Why has the murmur of conversation morphed into the agitated
shout-speak of college kids at a frat party?
One reason is the prevailing fashions in architecture and interior
design. The acres of glass, cement and corrugated metal we encounter
everywhere doesn't absorb sound—they bounce it back to us like a
letter with insufficient postage.
Add
blaring juke boxes, oversized Jenga games and public address systems
set on 'stun' and we are writing a blank check for the next generation of audiologists.
But
the rest of it? Not so simple.
Okay—I'll
admit it. I'm old. But tell me why going out to dinner—even where
the house band isn't named the Who or Deep Purple—requires ear
plugs.
You
know noise and digestion go together like beets and milk,
right?
Eating
dinner at a wedding reception demands that we withstand a barrage of
DJ announcements—at least when he or she isn't overwhelming the
room with music played twice as loud as it needs to be.
Even
attending a low-key event like an outdoor car show requires
protecting oneself from a public address system capable not only of
overcoming the rustle of leaves in a soft breeze but of delivering inane
announcements into the next zip code.
Even libraries have fallen prey to this pitiable trend.
I
get it that to a younger generation requiring constant external stimuli to feel alive
or even awake, noise is life. And this has been duly reinforced by
our media. (One more variation of 'live out loud' and I'm going to puke.)
But
ultimately, noise is a distraction. And I don't want to be distracted.
Not
when I'm engaging in conversation over dinner with a friend. Not when I'm celebrating
the union of a young couple. And not when I'm drinking in the
splendor of a cream-colored 1952 Jaguar X-120.

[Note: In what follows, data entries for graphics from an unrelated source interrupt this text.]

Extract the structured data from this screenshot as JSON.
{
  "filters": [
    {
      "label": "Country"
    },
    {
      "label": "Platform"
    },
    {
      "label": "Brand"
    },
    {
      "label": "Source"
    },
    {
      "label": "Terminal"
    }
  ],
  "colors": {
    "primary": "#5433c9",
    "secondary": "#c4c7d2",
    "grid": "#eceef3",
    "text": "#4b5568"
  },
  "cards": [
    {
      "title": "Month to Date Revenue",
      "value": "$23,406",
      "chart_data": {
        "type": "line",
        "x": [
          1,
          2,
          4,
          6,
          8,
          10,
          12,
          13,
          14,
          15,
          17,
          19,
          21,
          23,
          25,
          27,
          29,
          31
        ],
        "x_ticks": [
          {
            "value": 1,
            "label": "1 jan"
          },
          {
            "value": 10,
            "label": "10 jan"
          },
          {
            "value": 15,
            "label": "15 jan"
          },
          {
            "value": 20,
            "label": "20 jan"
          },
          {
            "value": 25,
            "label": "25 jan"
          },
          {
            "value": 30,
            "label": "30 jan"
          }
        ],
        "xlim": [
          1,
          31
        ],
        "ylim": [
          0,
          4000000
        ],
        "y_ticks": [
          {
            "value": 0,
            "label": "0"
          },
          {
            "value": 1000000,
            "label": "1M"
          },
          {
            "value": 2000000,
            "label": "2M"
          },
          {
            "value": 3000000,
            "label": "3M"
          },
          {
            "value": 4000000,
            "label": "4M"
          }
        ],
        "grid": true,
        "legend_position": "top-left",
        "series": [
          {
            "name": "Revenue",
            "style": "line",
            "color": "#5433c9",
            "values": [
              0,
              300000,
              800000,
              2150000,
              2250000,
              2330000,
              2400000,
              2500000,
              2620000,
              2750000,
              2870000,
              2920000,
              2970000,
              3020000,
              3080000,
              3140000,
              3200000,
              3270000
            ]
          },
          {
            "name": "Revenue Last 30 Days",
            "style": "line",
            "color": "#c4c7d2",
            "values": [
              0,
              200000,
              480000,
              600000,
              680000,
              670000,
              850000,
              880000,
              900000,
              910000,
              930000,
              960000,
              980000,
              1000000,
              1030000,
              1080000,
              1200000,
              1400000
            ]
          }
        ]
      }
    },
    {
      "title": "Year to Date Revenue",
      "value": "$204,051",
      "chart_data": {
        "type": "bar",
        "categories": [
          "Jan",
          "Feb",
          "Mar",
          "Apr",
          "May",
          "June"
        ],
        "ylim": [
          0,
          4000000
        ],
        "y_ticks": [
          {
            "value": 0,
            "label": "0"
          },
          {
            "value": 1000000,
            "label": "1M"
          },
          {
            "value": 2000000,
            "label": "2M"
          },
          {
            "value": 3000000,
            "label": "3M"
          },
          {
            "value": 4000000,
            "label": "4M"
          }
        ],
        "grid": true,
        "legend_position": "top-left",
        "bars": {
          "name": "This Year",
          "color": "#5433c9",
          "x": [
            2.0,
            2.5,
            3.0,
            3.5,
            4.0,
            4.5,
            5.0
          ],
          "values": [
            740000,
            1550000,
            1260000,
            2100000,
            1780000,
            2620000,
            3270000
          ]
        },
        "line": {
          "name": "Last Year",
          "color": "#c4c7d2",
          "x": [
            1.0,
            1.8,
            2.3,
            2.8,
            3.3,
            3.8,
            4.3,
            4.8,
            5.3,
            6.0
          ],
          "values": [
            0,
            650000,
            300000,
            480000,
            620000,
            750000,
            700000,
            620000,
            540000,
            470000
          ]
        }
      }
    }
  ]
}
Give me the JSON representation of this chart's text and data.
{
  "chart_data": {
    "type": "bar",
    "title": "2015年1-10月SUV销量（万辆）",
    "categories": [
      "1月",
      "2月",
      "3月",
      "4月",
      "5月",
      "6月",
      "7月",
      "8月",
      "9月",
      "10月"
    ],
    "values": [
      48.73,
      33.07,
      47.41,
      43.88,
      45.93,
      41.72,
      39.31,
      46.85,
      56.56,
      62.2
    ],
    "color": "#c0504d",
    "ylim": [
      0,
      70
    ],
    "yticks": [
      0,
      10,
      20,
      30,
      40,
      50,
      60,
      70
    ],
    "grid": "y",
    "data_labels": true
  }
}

Silence is resonant. Silence is reflection. Silence is a space pregnant with possibilities.
iPhones weren't invented at a wedding reception in between blasts of Kanye West and Taylor Swift. The Magna Carta wasn't conceived at Texas Roadhouse, with its shrieking toddlers and way-too-loud doses of Miranda Lambert and Lady Antebellum.
And I surely didn't write this shielding my ears from the over-caffeinated moron yelping over a PA powerful-enough to make Metallica smile.
Technology is a distraction, one which isolates us from the very world it purports to connect us with.
In our embrace of it, I only wonder what it is we are so desperately trying to distract ourselves from.